The Town of Lancaster will roll out its tote trash removal system in February. The new service will cost the town $2.5 million.
And as with most services, residents will pay.
A 2.78 percent tax increase means town property owners will pay a tax bill of $953.88 for a home assessed at $100,000 — or $25.73 more than they did in 2018.
Lancaster village residents, meanwhile, face a 5.06 percent increase in property taxes. They will pay $575.88 in town taxes for a home assessed at $100,000 — or $27.73 more than last year.
Depew offers trash removal to its residents. Still, they can expect a 6.25 percent increase in property taxes and will pay $272 in town taxes for a home assessed at $100,000, $16 more than in 2018.
The move to totes has now been done in most Buffalo suburbs, with Orchard Park and Grand Island among notable exceptions.
Lancaster Supervisor Johanna Coleman said the increase in property taxes was inevitable considering the increase in the cost of waste removal. Lancaster is paying about $30 a ton for trash removal but its contract with Waste Management is set to expire on Jan. 31 when the rate will jumps 66 percent to $50 a ton, said Coleman.
“The old contract is not renewable," said Coleman. "Given the fact we have this huge refuse contract, we knew there would be a market adjustment. This has been a big project, a lot of work. We tried to make sure we have considered all the options. We did not go into this lightly.”
“It will certainly change the way garbage is picked up in the town,” Coleman said. “I have spoken to supervisors throughout the county. They told me the first two months are miserable, until the public becomes accustomed.”
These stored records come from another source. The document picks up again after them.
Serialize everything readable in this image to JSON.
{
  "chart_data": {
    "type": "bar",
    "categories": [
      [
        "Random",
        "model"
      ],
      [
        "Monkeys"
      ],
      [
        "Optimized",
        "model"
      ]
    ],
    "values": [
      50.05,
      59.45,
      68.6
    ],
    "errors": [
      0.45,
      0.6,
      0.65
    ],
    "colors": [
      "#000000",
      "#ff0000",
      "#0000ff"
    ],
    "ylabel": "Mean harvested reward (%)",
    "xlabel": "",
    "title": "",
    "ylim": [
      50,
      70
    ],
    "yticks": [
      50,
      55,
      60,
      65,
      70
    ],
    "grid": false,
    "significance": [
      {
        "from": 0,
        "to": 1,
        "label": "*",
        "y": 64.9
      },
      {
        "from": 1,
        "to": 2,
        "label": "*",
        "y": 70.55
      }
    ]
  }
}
Many residents for years were pushing town officials to make the switch, but it took the expiration of the town’s waste removal contract coupled with complaints about rodents in the Village of Lancaster that spurred action.
Greg Sojka, a 31-year resident of Bowmansville, is a fan of totes.
“As a licensed nuisance trapper I get calls for raccoons, rats, possums, skunk. Many times, I can follow the animal tracks to where people store their garbage. If the cans don’t have lids, the raccoons will get right in there. Rats can chew through rubber garbage cans,” said Sojka. “It’s like an all-you-can-eat buffet with the rodents.
“Lancaster is behind the times,” Sojka said. “Everybody else has already gone to totes."
Not all Lancaster residents support the transition to totes.
Michael Butera, 52, lives in North Lancaster.
“We have zero critter problems here,” Butera said. “Why does the entire town have to get them without having the choice? They should ask the people if it’s OK.”
The Town Board approved the $34.9 million spending plan for 2019 by a 4-1 vote. Ronald Ruffino, who has expressed his desire to run for town supervisor, was the no vote. He said he feared that spending will eventually outpace revenue streams.
A 2 percent pay raise awaits the supervisor and all four trustees on the Town Board. The salary hike will pay town trustees $19,471, up from $19,352. Coleman will make $76,098 including $5,000 for serving as budget officer.
Various department heads and some clerical staff will also receive a 2 percent boost.
Taxpayers are still funding a $10,000 salary increase for Police Chief Gerald Gill provided by a three-year contract that was restructured in 2017. As a result, Gill’s base pay of $114,082 in 2016 climbed steadily — to $116,364 in 2017, and $123,691 in 2018.
Gill will earn a base pay of $126,165 in 2019, according to budget appropriations.
The new budget also appropriated funds for two additional full-time positions: a recreation director at $58,578 and a school resource officer at $62,000, said David J. Brown, Lancaster director of administration and finance.
Two part-time clerical posts were also funded at total cost of $28,000. One of the clerical posts was requested by the Highway Department. The other will work in the town attorney’s office.
The town also plans $11.6 million in improvements to special districts including $1.6 million to the Refuse District, $3 million to the Lighting District and $7 million to the Water District.
The $1.6 million for the refuse district will be used to pay for an estimated 28,000 totes, 14,000 each for recycling and trash, said Coleman. Residents will receive one recycling and one trash tote per address. Additional totes will be available for purchase, but the fee has not yet been determined, said Coleman.
“The bonds will likely be authorized at the next meeting,” said Brown, the finance director. “Of course, the amount we borrow must be budgeted in the future.”